Last updated: May 23, 2026

Givonit ("we," "us," or "our") operates the Givonit donation marketplace. This Privacy Policy explains what personal information we collect, how we use it, with whom we share it, and the choices you have.

1. Information We Collect

Information you provide directly

  • Account registration: your name, email address, and password when you create an account.
  • Nonprofit onboarding: organization name, EIN (Employer Identification Number), contact name, phone number, and shipping address(es). EINs, phone numbers, and address fields are encrypted at rest.
  • Payment details: we do not store card numbers. Payment information is processed directly by Stripe; we receive only a tokenized reference and transaction metadata (amount, timestamp, last-four digits).
  • Communications: messages you send to nonprofits or to our support team.
  • Self-reported confirmations: when you report that a purchase was made or an item was received.

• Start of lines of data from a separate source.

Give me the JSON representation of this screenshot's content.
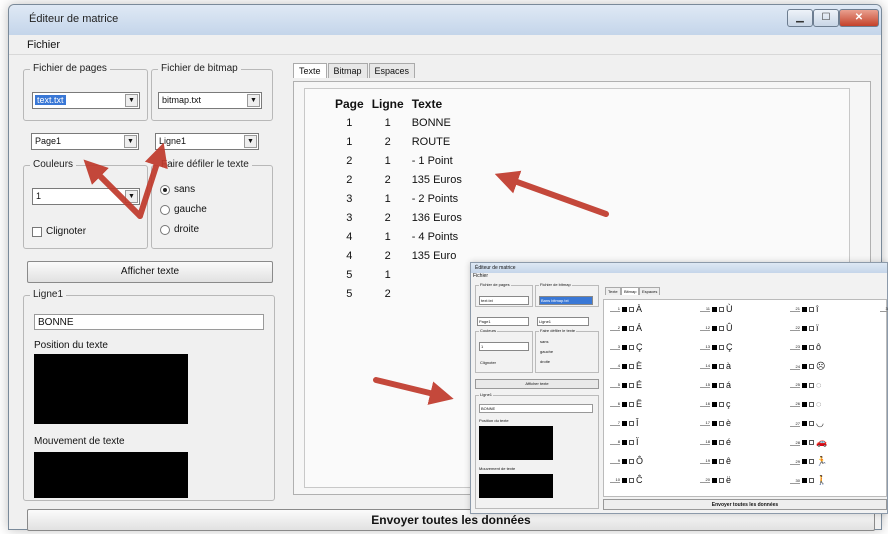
{
  "window": {
    "title": "Éditeur de matrice",
    "menu": "Fichier"
  },
  "left": {
    "pages_file": {
      "label": "Fichier de pages",
      "value": "text.txt"
    },
    "bitmap_file": {
      "label": "Fichier de bitmap",
      "value": "bitmap.txt"
    },
    "page_select": "Page1",
    "line_select": "Ligne1",
    "colors": {
      "label": "Couleurs",
      "value": "1",
      "blink": "Clignoter"
    },
    "scroll": {
      "label": "Faire défiler le texte",
      "options": [
        "sans",
        "gauche",
        "droite"
      ]
    },
    "show_text_button": "Afficher texte",
    "line_group": {
      "label": "Ligne1",
      "value": "BONNE",
      "position_label": "Position du texte",
      "movement_label": "Mouvement de texte"
    }
  },
  "tabs": [
    "Texte",
    "Bitmap",
    "Espaces"
  ],
  "text_table": {
    "headers": [
      "Page",
      "Ligne",
      "Texte"
    ],
    "rows": [
      [
        "1",
        "1",
        "BONNE"
      ],
      [
        "1",
        "2",
        "ROUTE"
      ],
      [
        "2",
        "1",
        "- 1 Point"
      ],
      [
        "2",
        "2",
        "135 Euros"
      ],
      [
        "3",
        "1",
        "- 2 Points"
      ],
      [
        "3",
        "2",
        "136 Euros"
      ],
      [
        "4",
        "1",
        "- 4 Points"
      ],
      [
        "4",
        "2",
        "135 Euro"
      ],
      [
        "5",
        "1",
        ""
      ],
      [
        "5",
        "2",
        ""
      ]
    ]
  },
  "send_button": "Envoyer toutes les données",
  "overlay": {
    "title": "Éditeur de matrice",
    "menu": "Fichier",
    "pages_file_label": "Fichier de pages",
    "pages_file_value": "text.txt",
    "bitmap_file_label": "Fichier de bitmap",
    "bitmap_file_value": "Bans bitmap.txt",
    "page_select": "Page1",
    "line_select": "Ligne1",
    "colors_label": "Couleurs",
    "colors_value": "1",
    "blink": "Clignoter",
    "scroll_label": "Faire défiler le texte",
    "scroll_options": [
      "sans",
      "gauche",
      "droite"
    ],
    "show_text_button": "Afficher texte",
    "line_label": "Ligne1",
    "line_value": "BONNE",
    "position_label": "Position du texte",
    "movement_label": "Mouvement de texte",
    "tabs": [
      "Texte",
      "Bitmap",
      "Espaces"
    ],
    "cells": [
      {
        "n": "1",
        "ch": "À"
      },
      {
        "n": "2",
        "ch": "Á"
      },
      {
        "n": "3",
        "ch": "Ç"
      },
      {
        "n": "4",
        "ch": "È"
      },
      {
        "n": "5",
        "ch": "É"
      },
      {
        "n": "6",
        "ch": "Ë"
      },
      {
        "n": "7",
        "ch": "Î"
      },
      {
        "n": "8",
        "ch": "Ï"
      },
      {
        "n": "9",
        "ch": "Ô"
      },
      {
        "n": "10",
        "ch": "Ĉ"
      },
      {
        "n": "11",
        "ch": "Ù"
      },
      {
        "n": "12",
        "ch": "Û"
      },
      {
        "n": "13",
        "ch": "Ç"
      },
      {
        "n": "14",
        "ch": "à"
      },
      {
        "n": "15",
        "ch": "á"
      },
      {
        "n": "16",
        "ch": "ç"
      },
      {
        "n": "17",
        "ch": "è"
      },
      {
        "n": "18",
        "ch": "é"
      },
      {
        "n": "19",
        "ch": "ê"
      },
      {
        "n": "20",
        "ch": "ë"
      },
      {
        "n": "21",
        "ch": "î"
      },
      {
        "n": "22",
        "ch": "ï"
      },
      {
        "n": "23",
        "ch": "ô"
      },
      {
        "n": "24",
        "ch": "☹"
      },
      {
        "n": "25",
        "ch": "◌"
      },
      {
        "n": "26",
        "ch": "◌"
      },
      {
        "n": "27",
        "ch": "◡"
      },
      {
        "n": "28",
        "ch": "🚗"
      },
      {
        "n": "29",
        "ch": "🏃"
      },
      {
        "n": "30",
        "ch": "🚶"
      },
      {
        "n": "31",
        "ch": "☺"
      }
    ],
    "send_button": "Envoyer toutes les données"
  }
}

Information collected automatically

  • Click history: when you follow an outbound link to a retailer we log a click record that includes the need you funded, the retailer, the timestamp, and a hashed device identifier. This enables affiliate-commission attribution.
  • Log data: IP address, browser type, pages visited, referrer URL, and session identifiers, collected through our server logs and Sentry error-monitoring service.
  • Cookies and similar technologies: session cookies (required for authentication) and analytics cookies (you may opt out via browser settings).

2. How We Use Your Information

  • Operate the platform and facilitate funding flows between donors and nonprofits.
  • Process tips and cash donations, generate IRS-compliant tax receipts, and issue refunds.
  • Attribute affiliate commissions from Amazon, Walmart, and Target to the correct click records.
  • Send transactional emails: account confirmation, receipt delivery, need-status updates, and security alerts.
  • Send SMS notifications if you have opted in (notifications only; no marketing).
  • Detect fraud, enforce our Terms of Service, and maintain security.
  • Improve the platform through aggregated, de-identified analytics.
  • Comply with legal obligations, including IRS record-keeping requirements for charitable receipts.

3. Information Sharing

We do not sell your personal information. We share it only as described below.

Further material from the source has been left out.